CNN has spoken with recipients in Connecticut, Pennsylvania, New Jersey and Maryland who have received the letters.
During Friday's White House briefing, Trump said the act required the government to "send out a notice of what benefits Americans are receiving; to fulfill the requirement, the Treasury Department is mailing a letter to me."
In the legislation there is a section saying "Not later than 15 days after the date on which the (Treasury) Secretary distributed any payment to an eligible taxpayer pursuant to this subsection, notice shall be sent by mail to such taxpayer's last known address. Such notice shall indicate the method by which such payment was made, the amount of such payment, and a phone number for the appropriate point of contact at the Internal Revenue Service to report any failure to receive such payment."

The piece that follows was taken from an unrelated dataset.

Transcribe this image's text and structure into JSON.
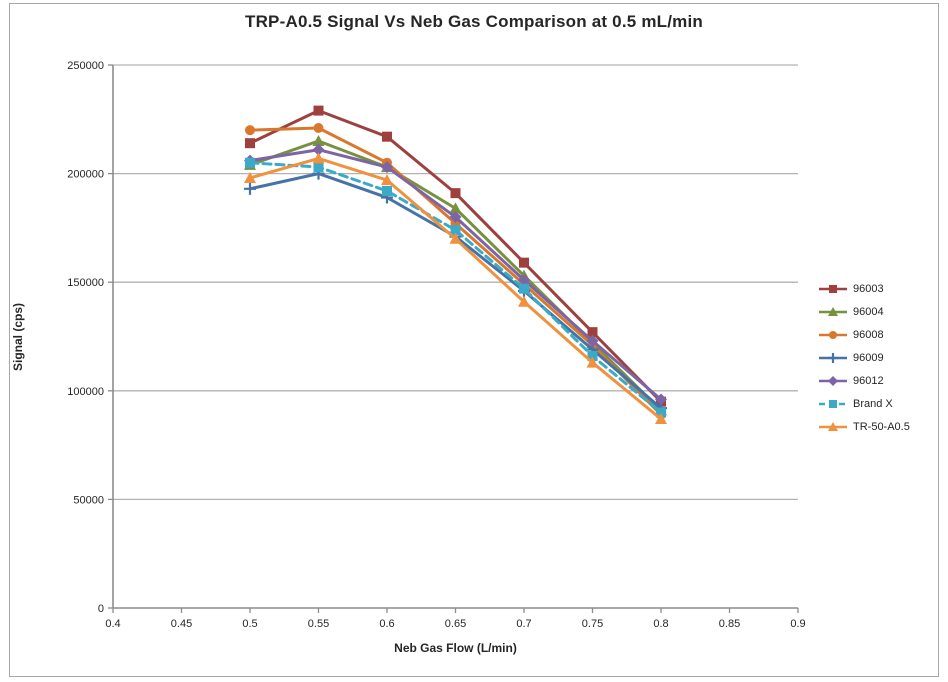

The Treasury Department said Friday more than 88 million people received stimulus payments in the past week. Approximately 62 million people were still waiting for the payments as of April 17. Individuals who earn less than $99,000 are due up to $1,200, and married couples can receive up to $2,400. The amount falls as income goes up.
A controversy erupted once it was known that the physical checks sent out with the stimulus payments included a note on the bottom left with Trump's name on it. Democrats criticized that inclusion. Treasury Secretary Steve Mnuchin told CNN's "State of the Union" last week it was his idea to put the name on the check.
Trump said earlier this month that adding his name to the checks was not a big deal and it would not delay the process of Americans receiving paper checks.
"Well, I don't know too much about it, but I understand my name is there. I don't know where they're going, how they're going," he said. "I do understand it's not delaying anything. And I'm satisfied. I don't imagine it's a big deal. I'm sure people will be very happy to get a big fat beautiful check and my name is on it."
Regarding who decided the method of notice would be a letter from the President, the White House did not provide a comment. The Treasury Department did not immediately return a request for a comment.